While I was reading this, I kept thinking about communication, and history, and the way we approach historical events, removed by a hundred years.
It's easy to look back on a battle and say, That was the Battle of Gettysburg. It was fought in early July 1863 with 50,000 casualties. You had Meade on one side and Lee on the other. You can go back and draw up the battle plans in your head and watch how it was supposed to go and how it really went.
It's another thing to be there. Particularly from the perspective of an outsider with little experience of war. Historians can debate the internal and external causes of the Civil War all they want, but when you are living through things, you aren't thinking "my emotions are a direct result of the institution of slavery or too many taxes or a push for the reduction of state's rights" or whatever, you're thinking "these people are burning my farm, or taking it over, and there are chopped-off body parts under my kitchen window."

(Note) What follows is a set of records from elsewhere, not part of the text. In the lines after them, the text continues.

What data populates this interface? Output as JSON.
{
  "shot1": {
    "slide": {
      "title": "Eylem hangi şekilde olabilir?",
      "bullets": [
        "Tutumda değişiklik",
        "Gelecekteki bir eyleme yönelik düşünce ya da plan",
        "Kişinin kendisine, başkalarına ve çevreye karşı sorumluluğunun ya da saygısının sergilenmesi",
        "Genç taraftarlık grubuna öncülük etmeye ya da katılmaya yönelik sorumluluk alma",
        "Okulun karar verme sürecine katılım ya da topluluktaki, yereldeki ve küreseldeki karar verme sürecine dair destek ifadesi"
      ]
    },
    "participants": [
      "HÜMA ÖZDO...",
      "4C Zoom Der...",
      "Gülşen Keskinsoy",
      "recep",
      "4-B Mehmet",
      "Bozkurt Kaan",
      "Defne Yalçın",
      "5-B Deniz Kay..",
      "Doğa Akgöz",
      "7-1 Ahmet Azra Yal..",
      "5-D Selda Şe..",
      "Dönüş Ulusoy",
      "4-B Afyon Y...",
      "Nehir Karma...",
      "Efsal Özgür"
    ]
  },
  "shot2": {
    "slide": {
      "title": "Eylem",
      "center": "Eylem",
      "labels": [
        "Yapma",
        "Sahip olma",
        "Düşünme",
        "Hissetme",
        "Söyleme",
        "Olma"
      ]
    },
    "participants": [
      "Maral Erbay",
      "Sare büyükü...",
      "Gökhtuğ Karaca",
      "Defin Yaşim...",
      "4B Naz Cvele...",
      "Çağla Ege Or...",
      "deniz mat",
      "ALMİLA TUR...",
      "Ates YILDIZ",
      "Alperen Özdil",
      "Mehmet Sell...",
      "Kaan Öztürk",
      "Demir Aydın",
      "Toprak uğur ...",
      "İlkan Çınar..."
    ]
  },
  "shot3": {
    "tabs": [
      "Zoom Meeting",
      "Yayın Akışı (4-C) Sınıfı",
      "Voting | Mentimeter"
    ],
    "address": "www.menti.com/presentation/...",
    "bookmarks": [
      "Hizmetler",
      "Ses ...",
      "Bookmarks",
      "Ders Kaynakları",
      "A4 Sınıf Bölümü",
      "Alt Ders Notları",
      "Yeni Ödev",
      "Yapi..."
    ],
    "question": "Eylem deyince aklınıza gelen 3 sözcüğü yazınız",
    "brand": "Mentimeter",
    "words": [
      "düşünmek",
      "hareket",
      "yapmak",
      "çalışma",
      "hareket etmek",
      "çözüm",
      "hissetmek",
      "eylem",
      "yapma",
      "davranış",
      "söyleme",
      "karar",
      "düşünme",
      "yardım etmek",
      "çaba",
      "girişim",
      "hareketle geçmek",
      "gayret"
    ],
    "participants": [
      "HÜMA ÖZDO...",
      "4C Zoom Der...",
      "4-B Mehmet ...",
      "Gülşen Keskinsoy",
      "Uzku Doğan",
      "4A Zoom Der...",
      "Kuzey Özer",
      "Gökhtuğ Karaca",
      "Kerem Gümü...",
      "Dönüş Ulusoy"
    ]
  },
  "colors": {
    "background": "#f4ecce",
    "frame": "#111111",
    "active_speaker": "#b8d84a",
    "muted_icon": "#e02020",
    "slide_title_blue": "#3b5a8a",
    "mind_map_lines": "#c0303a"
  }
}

Maybe only later, if at all, you learn that people are going to call that fight the Battle of Gettysburg, and you realize that that large gathering of people have come to see the President speak, and that doesn't happen every day; you can't turn on CNN and see Lincoln talking. You do not know that people are going to write about this battle for a long time. States away, people don't know the battle happened for a (relatively) long time. All they have are set-up pictures by Mathew Brady and some words from their president and some dead children. Analysis is far off in the future.
This book does a good job of demonstrating that immediacy and uncertainty. We see the war from the perspective of a 14-year-old boy who has rarely left his family's farm. He's a bit of a flat character, speaking little, and with a ponderous nature that seems beyond his years, but he is easy to sympathize with. You can put yourself in his shoes.
Along the way, Robey meets several characters, over and over again. Some others have criticized the book for this, calling it too coincidental, but it makes sense to me. The characters he meets are following the war in the same way he is. You could not avoid knowing the basic movements of each army if you are close enough; you can hear them, smell the campfires and food burning, and see the merchants set up to sell wares around the camp. There are always profiteers to be found in war and most of the people Robey meets are such. And don't forget the population was much smaller in 1860 than in 2010.
Overall, my love of history enhanced the way I love this book. And I really do love this book. I can see the criticisms to be made, but this is one I plan to buy, and reread many times.